Integration is the area under a curve. So, one method of finding the integral of an equation is to break it up into smaller pieces to determine the area of each piece and add them together. This is called the “Rieman Sum.” And if you have any curve other than a straight line (y=mx+b), it will not be completely accurate for finitely wide areas. So we take the limit as the number of areas increases to infinitity, or the width of the areas approaches 0 (same thing in this case). However, there is an easier way.

The fundamental theorum of calculus.

Since an integral is the area under a curve, and the derivative is the rate at which a curve changes, then if we plot the rate at which a curve changes, the area under the plot of the rate is equal to the original curve.

In other words: if y=f(x) and dy=f'(x)dx, then the integral of f'(x)dx is equal to f(x) and therefore y.

So let’s prove the derivative of x^n instead.

The derivative is the limit of (f(x+h)-f(x))/h as h approaches 0, so if we plug f(x)=x^n to that equation, we get the equation f'(x)=((x+h)^n -x^n )/h and whenever we have a value of (x+h)^n it always comes out to a variation of x^n +nx^(n-1) h+(…)+nxh^(n-1) +h^n . The number of terms depends on the value of h, but it always has n+1 terms, and the value right after the first is always multiplied by n.

So now our equation is x^n +nx^(n-1) h+(…)-x^n all over h. The two x^n values will be canceled, and the nx^(n-1) h over h will reduce to nx^(n-1), and when h is equal to 0, the rest of the terms will also be zero.

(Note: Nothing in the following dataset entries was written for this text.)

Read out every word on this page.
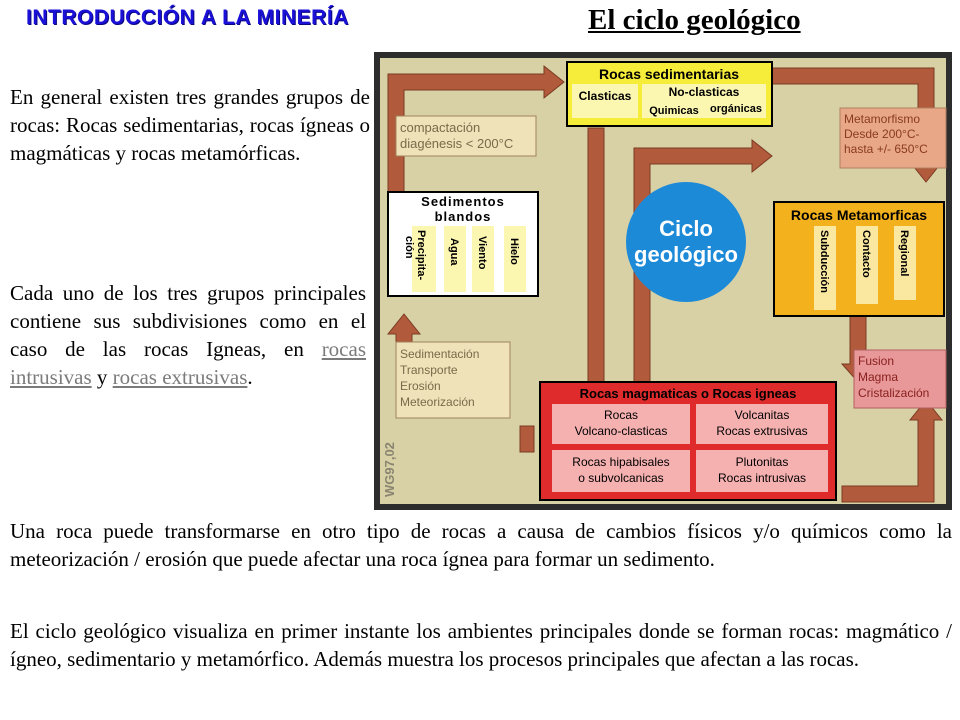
INTRODUCCIÓN A LA MINERÍA	El ciclo geológico

En general existen tres grandes grupos de rocas: Rocas sedimentarias, rocas ígneas o magmáticas y rocas metamórficas.

Cada uno de los tres grupos principales contiene sus subdivisiones como en el caso de las rocas Igneas, en rocas intrusivas y rocas extrusivas.

WG97,02
Ciclo
geológico
Rocas sedimentarias
Clasticas	No-clasticas
Quimicas orgánicas
compactación
diagénesis < 200°C
Metamorfismo
Desde 200°C-
hasta +/- 650°C
Sedimentos
blandos
Precipita-
ción	Agua Viento Hielo
Rocas Metamorficas
Subducción	Contacto Regional
Sedimentación
Transporte
Erosión
Meteorización
Fusion
Magma
Cristalización
Rocas magmaticas o Rocas igneas
Rocas
Volcano-clasticas
Volcanitas
Rocas extrusivas
Rocas hipabisales
o subvolcanicas
Plutonitas
Rocas intrusivas

Una roca puede transformarse en otro tipo de rocas a causa de cambios físicos y/o químicos como la meteorización / erosión que puede afectar una roca ígnea para formar un sedimento.

El ciclo geológico visualiza en primer instante los ambientes principales donde se forman rocas: magmático / ígneo, sedimentario y metamórfico. Además muestra los procesos principales que afectan a las rocas.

So now we have proven that if f(x)=x^n then f'(x)=nx^(n-1)

So, how does that help us with your initial question?

Well, let’s sub in the variable m=(n-1). Our new equation is f(x)=x^(m+1) and f'(x)=(m+1)x^m

So we can rewrite this using the funadmental theorum of calculus to say that x^(m+1) =INTEGRAL((m+1)x^m dx)

Since (m+1) is a constant, we can take it out of the integral x^(m+1) =(m+1)INTEGRAL(x^m dx)

Divide both sides by (m+1), and we have your proof x^(m+1) /(m+1)=INTEGRAL(x^m dx)